Moneyball takes Beane’s team from early failures to eventual glory, and his ragtag team of misfits learns lessons in humility and the art of the game. But Moneyball succeeds beyond traditional – and still highly effective – sports movie clichés because in the end it’s not about sports. It’s about the precarious march of progress, and the impossible odds placed against innovators by those who stand to lose money, and just as importantly face, if those innovators’ theories are proven. Moneyball could have easily been about the electric car or green energy or any other invention that has the potential to change the world for the better but makes rich white guys nervous about losing their current monopoly on power and public opinion. Director Bennett Miller just happens to use sports conventions to make this tale more rousing than any of those other subjects probably would be, and indeed “the big game” The Oakland A’s play towards the end is as cheer-inducing as any, owing as much to a strict adherence to mainstream tropes as the audience’s sympathy for the mighty thinkers in conflict with backwards “experts.”

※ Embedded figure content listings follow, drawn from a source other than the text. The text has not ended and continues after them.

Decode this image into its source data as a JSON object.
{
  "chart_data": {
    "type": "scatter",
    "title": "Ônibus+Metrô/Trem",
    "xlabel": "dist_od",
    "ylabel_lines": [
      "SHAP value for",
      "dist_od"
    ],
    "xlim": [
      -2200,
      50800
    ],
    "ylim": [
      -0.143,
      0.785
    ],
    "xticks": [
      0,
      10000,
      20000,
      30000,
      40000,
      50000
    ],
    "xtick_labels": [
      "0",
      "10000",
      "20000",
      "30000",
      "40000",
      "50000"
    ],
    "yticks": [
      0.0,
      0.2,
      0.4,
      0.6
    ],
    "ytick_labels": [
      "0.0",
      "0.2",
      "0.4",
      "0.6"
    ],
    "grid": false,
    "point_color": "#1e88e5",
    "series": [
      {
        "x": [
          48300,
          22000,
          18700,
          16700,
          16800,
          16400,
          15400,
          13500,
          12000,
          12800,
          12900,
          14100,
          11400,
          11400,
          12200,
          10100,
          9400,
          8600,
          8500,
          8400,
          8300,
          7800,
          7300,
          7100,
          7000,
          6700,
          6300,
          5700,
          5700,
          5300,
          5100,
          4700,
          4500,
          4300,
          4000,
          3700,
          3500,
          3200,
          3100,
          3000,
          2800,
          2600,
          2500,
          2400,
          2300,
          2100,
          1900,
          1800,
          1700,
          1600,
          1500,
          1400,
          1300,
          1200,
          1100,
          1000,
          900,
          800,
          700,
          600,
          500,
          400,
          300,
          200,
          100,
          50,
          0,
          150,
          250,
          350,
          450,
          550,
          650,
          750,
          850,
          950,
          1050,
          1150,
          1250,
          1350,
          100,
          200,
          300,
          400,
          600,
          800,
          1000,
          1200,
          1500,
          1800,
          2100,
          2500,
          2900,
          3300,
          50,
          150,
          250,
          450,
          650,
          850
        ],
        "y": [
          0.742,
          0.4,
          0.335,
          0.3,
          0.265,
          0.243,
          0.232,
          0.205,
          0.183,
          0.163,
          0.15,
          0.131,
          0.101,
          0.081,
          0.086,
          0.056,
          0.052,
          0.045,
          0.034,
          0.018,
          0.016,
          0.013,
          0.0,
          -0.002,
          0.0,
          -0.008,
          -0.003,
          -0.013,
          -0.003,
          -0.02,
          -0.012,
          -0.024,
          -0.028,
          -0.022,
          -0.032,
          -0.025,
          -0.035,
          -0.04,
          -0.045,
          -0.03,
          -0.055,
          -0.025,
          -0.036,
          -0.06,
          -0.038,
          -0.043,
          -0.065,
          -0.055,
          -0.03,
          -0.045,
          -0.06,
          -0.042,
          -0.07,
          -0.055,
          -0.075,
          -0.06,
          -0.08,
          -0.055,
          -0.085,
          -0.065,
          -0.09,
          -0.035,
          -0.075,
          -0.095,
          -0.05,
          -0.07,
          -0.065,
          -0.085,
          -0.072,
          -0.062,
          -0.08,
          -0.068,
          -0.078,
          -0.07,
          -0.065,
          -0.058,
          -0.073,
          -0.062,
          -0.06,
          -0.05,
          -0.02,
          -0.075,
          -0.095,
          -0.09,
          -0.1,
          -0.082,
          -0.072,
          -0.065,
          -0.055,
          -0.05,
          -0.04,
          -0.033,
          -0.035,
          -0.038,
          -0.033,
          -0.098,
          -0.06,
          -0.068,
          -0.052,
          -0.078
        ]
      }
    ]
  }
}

But at the same time this conflict makes Moneyball a difficult film to entirely accept. It’s easy to sympathize with Beane’s worried scouts or his frustrated Coach Art Howe, played by a beleaguered Philip Seymour Hoffman. The script by Steven Zaillian and Aaron Sorkin frowns on these men as borderline Neanderthals, or at least willing ignoramuses, but it’s hard not to see the argument from their perspective. The question of whether baseball, as an ideal at least, is better served by rigid computational theory is never addressed to my satisfaction. It’s not quite Atlas Shrugged in its commitment to this “Great Man” philosophy, and yet Beane’s heroic portrayal certainly qualifies, and by the end of the film the argument is still clearly made. Beane spends a large about of his screen time explaining that a personal attachment to his players would make managing the team objectively impossible, and the final moments of the Moneyball equate his ultimate professional failures with a similar sentimentality he falls victim to. Moneyball may be a fine drama, but it makes a one-sided argument that could have used a little more input from the opposing side.
I’m sure that given Aaron Sorkin’s involvement, Moneyball will be endlessly compared to The Social Network, which was likewise about intellectuals changing the dynamic of a social facet they previously had little part in. But that film lacked Moneyball’s innate conflict, since it’s not like Mark Zuckerberg spent all his time defending Facebook from vehement MySpace moguls. Miller's film is more crowd-pleasing as a direct result, but a little too judgmental to be quite as good. Regardless, it’s still an excellent and thought-provoking piece of filmmaking. I’m not sure that Moneyball knocks it out of the park, but a home run is still a home run.
Um… It is, right? Sports fans, help me out here.